Low birth weight increases risk of depression
People born as extremely low birth weight babies are twice as likely to have psychiatric problems such as depression, an anxiety disorder or attentive-deficit/hyperactivity disorder (ADHD) as adults than others, researchers have warned.
Toronto: People born as extremely low birth weight babies are twice as likely to have psychiatric problems such as depression, an anxiety disorder or attentive-deficit/hyperactivity disorder (ADHD) as adults than others, researchers have warned.
However, they are less likely than others to have alcohol or substance use disorders as adults, the findings showed.
"Importantly, we have identified psychiatric risks that may develop for extremely low birth weight survivors as they become adults, and this understanding will help us better predict, detect and treat mental disorders in this population," said lead author Ryan Van Lieshout, professor at McMaster University in Ontario, Canada.
The study also found that extremely low birth weight babies whose mothers received a full course of steroids prior to giving birth were at even greater risk for psychiatric disorders.
They were nearly four and a half times more likely to have the psychiatric issues, and not protected against alcohol or substance use disorders, the researchers determined.

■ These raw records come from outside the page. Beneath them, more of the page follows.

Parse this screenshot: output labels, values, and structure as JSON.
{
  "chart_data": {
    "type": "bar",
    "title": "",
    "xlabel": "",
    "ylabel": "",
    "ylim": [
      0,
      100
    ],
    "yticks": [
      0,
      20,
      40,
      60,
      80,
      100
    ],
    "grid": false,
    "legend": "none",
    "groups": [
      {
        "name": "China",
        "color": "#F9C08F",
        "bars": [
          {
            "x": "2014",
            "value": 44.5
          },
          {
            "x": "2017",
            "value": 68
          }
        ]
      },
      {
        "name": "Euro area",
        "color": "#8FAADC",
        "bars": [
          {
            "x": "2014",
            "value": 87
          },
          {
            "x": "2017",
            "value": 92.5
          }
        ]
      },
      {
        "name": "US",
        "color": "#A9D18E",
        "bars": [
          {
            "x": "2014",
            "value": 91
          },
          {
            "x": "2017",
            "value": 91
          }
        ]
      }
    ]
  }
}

The study involved 84 adults who were born weighing less than 1,000 grams, and 90 normal birth weight babies. All were born in Ontario between 1977 and 1982.
The research found that in their early 30s, those low birth weight babies were nearly three times less likely to develop an alcohol or substance use disorder.
But, they were two and a half times more likely than adults born with normal birth weight to develop other psychiatric problem such as depression.
The study was published in the journal Pediatrics.